Download or read book Strategies for Resisting Sexism in the Academy written by Gail Crimmins and published by Springer. This book was released on 2019-01-23 with total page 353 pages. Available in PDF, EPUB and Kindle. Book excerpt: This book harnesses the expertise of women academics who have constructed innovative approaches to challenging existing sexual disadvantage in the academy. Countering the prevailing postfeminist discourse, the contributors to this volume argue that sexism needs to be named in order to be challenged and resisted. Exploring a complex, intersectional and diverse arrangement of resistance strategies, the contributors outline useful tools to resist, subvert and identify sexist policy and practice that can be deployed by organisations and collectives as well as individuals. The volume analyses pedagogical, curriculum and research approaches as well as case studies which expose, satirise and subvert sexism in the academy: instead, embodied and slow scholarship as political tools of resistance are introduced. A call for action against the propagation of sexism and gender disadvantage in the academy, this important book will appeal to students and scholars of sexism in higher education as well as all those committed to working towards gender e/quality.
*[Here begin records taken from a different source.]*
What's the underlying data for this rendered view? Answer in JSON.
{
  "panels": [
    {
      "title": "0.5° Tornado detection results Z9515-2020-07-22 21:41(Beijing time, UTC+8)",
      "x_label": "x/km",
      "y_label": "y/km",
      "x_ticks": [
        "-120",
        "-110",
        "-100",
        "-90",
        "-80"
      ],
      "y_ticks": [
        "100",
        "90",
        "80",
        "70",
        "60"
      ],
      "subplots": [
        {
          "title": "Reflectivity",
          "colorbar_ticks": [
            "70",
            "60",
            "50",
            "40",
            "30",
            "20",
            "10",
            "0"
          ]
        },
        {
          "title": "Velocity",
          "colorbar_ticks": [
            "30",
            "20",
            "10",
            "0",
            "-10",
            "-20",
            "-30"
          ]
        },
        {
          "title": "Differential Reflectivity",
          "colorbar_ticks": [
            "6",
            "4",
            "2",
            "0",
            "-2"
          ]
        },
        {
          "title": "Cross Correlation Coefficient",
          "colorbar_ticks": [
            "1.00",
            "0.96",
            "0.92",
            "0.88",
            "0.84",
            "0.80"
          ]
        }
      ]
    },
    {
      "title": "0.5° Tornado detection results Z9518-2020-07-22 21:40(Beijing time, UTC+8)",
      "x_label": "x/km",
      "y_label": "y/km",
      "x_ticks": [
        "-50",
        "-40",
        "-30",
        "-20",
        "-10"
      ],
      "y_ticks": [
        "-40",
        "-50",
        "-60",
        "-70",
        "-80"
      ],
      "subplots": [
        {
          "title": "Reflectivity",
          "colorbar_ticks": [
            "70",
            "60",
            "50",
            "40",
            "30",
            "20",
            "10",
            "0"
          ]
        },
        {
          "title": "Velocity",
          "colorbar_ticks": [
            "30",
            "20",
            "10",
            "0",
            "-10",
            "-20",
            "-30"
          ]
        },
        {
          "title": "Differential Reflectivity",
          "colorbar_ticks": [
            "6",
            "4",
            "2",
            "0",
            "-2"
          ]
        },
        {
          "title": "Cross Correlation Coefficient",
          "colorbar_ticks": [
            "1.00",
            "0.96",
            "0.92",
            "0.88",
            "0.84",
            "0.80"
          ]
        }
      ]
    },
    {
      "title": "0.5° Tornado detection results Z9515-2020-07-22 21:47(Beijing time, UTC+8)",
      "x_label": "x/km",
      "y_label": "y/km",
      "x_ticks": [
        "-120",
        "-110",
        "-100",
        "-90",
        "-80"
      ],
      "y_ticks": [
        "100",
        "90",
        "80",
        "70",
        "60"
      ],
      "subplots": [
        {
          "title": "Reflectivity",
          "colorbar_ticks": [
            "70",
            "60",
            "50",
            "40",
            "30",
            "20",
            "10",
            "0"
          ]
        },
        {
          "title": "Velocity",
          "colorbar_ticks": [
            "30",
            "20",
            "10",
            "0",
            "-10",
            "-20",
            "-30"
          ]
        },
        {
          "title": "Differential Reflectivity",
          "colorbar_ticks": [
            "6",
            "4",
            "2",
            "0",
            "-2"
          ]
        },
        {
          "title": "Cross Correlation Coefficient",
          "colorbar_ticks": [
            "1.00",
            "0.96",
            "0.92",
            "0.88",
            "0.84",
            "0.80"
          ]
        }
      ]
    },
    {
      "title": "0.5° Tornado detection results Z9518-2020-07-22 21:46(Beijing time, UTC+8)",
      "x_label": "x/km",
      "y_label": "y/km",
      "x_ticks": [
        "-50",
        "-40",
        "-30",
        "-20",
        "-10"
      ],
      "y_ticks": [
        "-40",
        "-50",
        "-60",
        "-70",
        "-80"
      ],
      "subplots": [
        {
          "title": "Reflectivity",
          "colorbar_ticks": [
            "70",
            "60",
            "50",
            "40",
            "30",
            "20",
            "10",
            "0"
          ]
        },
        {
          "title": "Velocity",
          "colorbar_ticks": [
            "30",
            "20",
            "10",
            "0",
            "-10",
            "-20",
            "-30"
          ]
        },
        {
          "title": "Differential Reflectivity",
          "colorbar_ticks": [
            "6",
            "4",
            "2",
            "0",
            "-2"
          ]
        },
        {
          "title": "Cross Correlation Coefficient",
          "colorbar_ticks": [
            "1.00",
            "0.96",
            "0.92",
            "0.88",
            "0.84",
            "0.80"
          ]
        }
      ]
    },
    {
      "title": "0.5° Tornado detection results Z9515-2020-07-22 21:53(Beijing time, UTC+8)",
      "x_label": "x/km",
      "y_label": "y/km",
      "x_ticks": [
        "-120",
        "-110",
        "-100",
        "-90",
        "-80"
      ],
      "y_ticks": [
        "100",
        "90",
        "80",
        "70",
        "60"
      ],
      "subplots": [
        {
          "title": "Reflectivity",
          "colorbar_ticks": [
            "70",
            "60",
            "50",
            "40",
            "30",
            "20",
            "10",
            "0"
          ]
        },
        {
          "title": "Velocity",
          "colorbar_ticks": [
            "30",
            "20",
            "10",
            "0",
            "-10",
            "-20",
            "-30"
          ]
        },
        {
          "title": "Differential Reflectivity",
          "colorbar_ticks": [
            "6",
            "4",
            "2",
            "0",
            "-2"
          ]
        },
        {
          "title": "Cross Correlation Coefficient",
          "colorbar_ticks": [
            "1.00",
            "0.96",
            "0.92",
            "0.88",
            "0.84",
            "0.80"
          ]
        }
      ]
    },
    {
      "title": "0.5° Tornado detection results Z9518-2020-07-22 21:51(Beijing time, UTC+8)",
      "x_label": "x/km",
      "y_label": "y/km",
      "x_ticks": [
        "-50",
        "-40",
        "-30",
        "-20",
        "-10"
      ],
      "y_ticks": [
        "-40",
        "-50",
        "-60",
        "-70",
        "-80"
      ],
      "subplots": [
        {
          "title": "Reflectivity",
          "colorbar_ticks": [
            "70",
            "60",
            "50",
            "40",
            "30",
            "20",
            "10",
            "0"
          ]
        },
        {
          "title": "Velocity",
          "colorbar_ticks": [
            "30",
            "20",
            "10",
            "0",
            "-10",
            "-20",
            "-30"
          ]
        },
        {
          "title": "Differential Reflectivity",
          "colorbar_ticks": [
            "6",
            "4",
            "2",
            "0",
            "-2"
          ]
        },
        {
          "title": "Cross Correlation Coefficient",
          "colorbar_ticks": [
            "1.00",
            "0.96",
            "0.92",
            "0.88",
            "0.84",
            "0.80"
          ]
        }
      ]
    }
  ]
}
Book Education into the 21st Century

Download or read book Education into the 21st Century written by Inga Elgquist-Saltzman and published by Routledge. This book was released on 2005-08-16 with total page 375 pages. Available in PDF, EPUB and Kindle. Book excerpt: The combined effort of 19 feminist educators and theorists from four continents, this exciting collection of essays is designed to be as wide-ranging intellectually as it is geographically. Probing the abilities (and dis-abilities) of women in education from the mid-19th century to the present, it brings historical analysis, classroom research, and theoretical reflection to bear on gender issues in schooling and higher education. 'What about the boys?' cry alarmists who fear a feminist takeover in schools. 'What about them indeed?', say students of women's education who wonder if it is now time to engage more explicitly and directly with the politics of male advantage in education, as well as in economic, political, social and cultural life.